I understand the concept of personal narrative well. I consider some of the moments of my own personal narrative those that I look back on and "visit" with the self that I was at that moment in my history. The first of these moments happened on my fourth birthday when I looked into the mirror in my Mom's room and thought to myself, "So this is what being four looks like." Often I think about that four year old, looking at her through aged, and experienced eyes appreciating all that she was at four and knowing that that first moment in my personal narrative was only the beginning of a life time of them. 

 

I especially appreciated the moments Claire shared as her personal narratives. The little and but-for-the-narrative unnoticed moments that spoke the loudest to me! What a book!

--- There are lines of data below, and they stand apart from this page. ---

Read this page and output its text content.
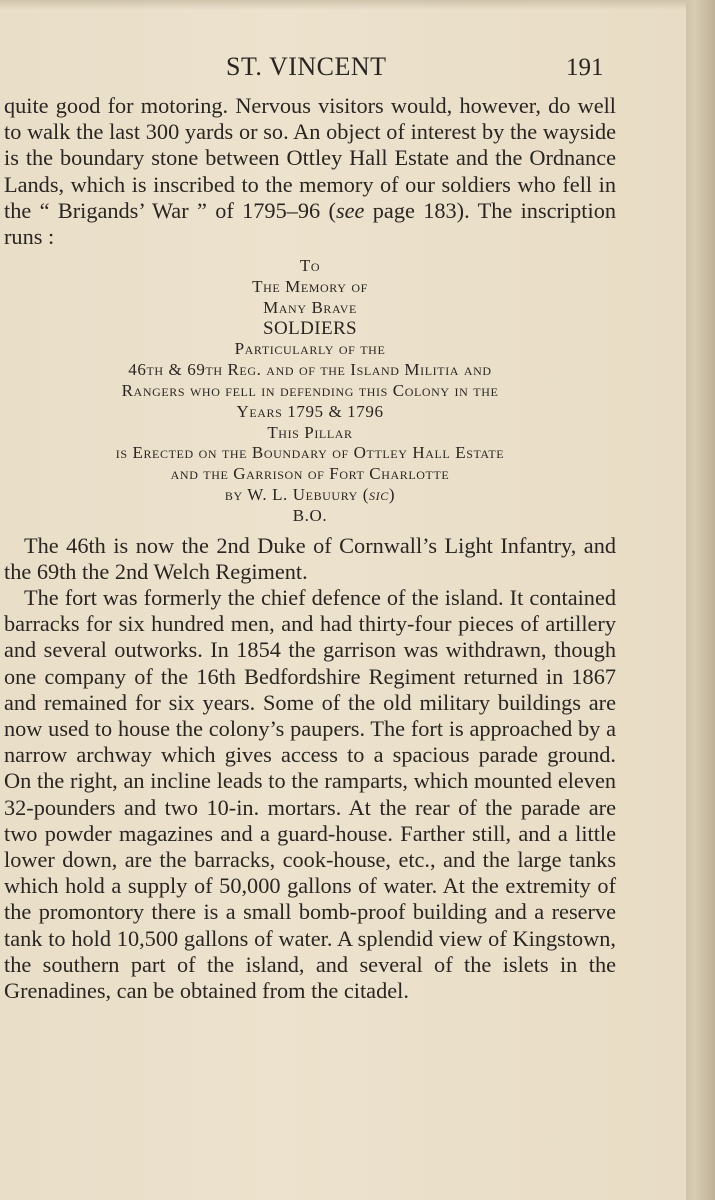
ST. VINCENT	191

quite good for motoring. Nervous visitors would, however, do well to walk the last 300 yards or so. An object of interest by the wayside is the boundary stone between Ottley Hall Estate and the Ordnance Lands, which is inscribed to the memory of our soldiers who fell in the “ Brigands’ War ” of 1795–96 (see page 183). The inscription runs :

To
The Memory of
Many Brave
SOLDIERS
Particularly of the
46th & 69th Reg. and of the Island Militia and
Rangers who fell in defending this Colony in the
Years 1795 & 1796
This Pillar
is Erected on the Boundary of Ottley Hall Estate
and the Garrison of Fort Charlotte
by W. L. Uebuury (sic)
B.O.

The 46th is now the 2nd Duke of Cornwall’s Light Infantry, and the 69th the 2nd Welch Regiment.

The fort was formerly the chief defence of the island. It contained barracks for six hundred men, and had thirty-four pieces of artillery and several outworks. In 1854 the garrison was withdrawn, though one company of the 16th Bedfordshire Regiment returned in 1867 and remained for six years. Some of the old military buildings are now used to house the colony’s paupers. The fort is approached by a narrow archway which gives access to a spacious parade ground. On the right, an incline leads to the ramparts, which mounted eleven 32-pounders and two 10-in. mortars. At the rear of the parade are two powder magazines and a guard-house. Farther still, and a little lower down, are the barracks, cook-house, etc., and the large tanks which hold a supply of 50,000 gallons of water. At the extremity of the promontory there is a small bomb-proof building and a reserve tank to hold 10,500 gallons of water. A splendid view of Kingstown, the southern part of the island, and several of the islets in the Grenadines, can be obtained from the citadel.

sassymonkey 849 pts moderator

 Gretchen Joy Your moment at 4 amused me because I did that at 30. I thought 30 looked pretty darned good (it was a GREAT birthday). 

kendalldog 9 pts

Having lost my mom to cancer just a year ago, I found this book hard to read. I could identify with so much of what Claire wrote. I wasn't ready for the emotions that it evoked. I was fortunate in that I was able to care for my mom right up until the end. I don't know if I could've handled being away like Claire was. Even so, I look back at the things that weren't. What if we had more time to talk about things? What if we weren't such private people? Would we have been able to share our feelings? Did I do the best I could? I'll never know. What I do know is that that moment or series of moments, changed my life. I'm now less self absorbed and more about opening my heart to see what I can do for others. I now take time to nurture the relationships in my life. I make time to volunteer with my dog as a therapy dog team in the hopes that I will be able to make one more person's life a little bit easier.

sassymonkey 849 pts moderator

 kendalldog I can only imagine how hard it was to read for you. I found it difficult at times.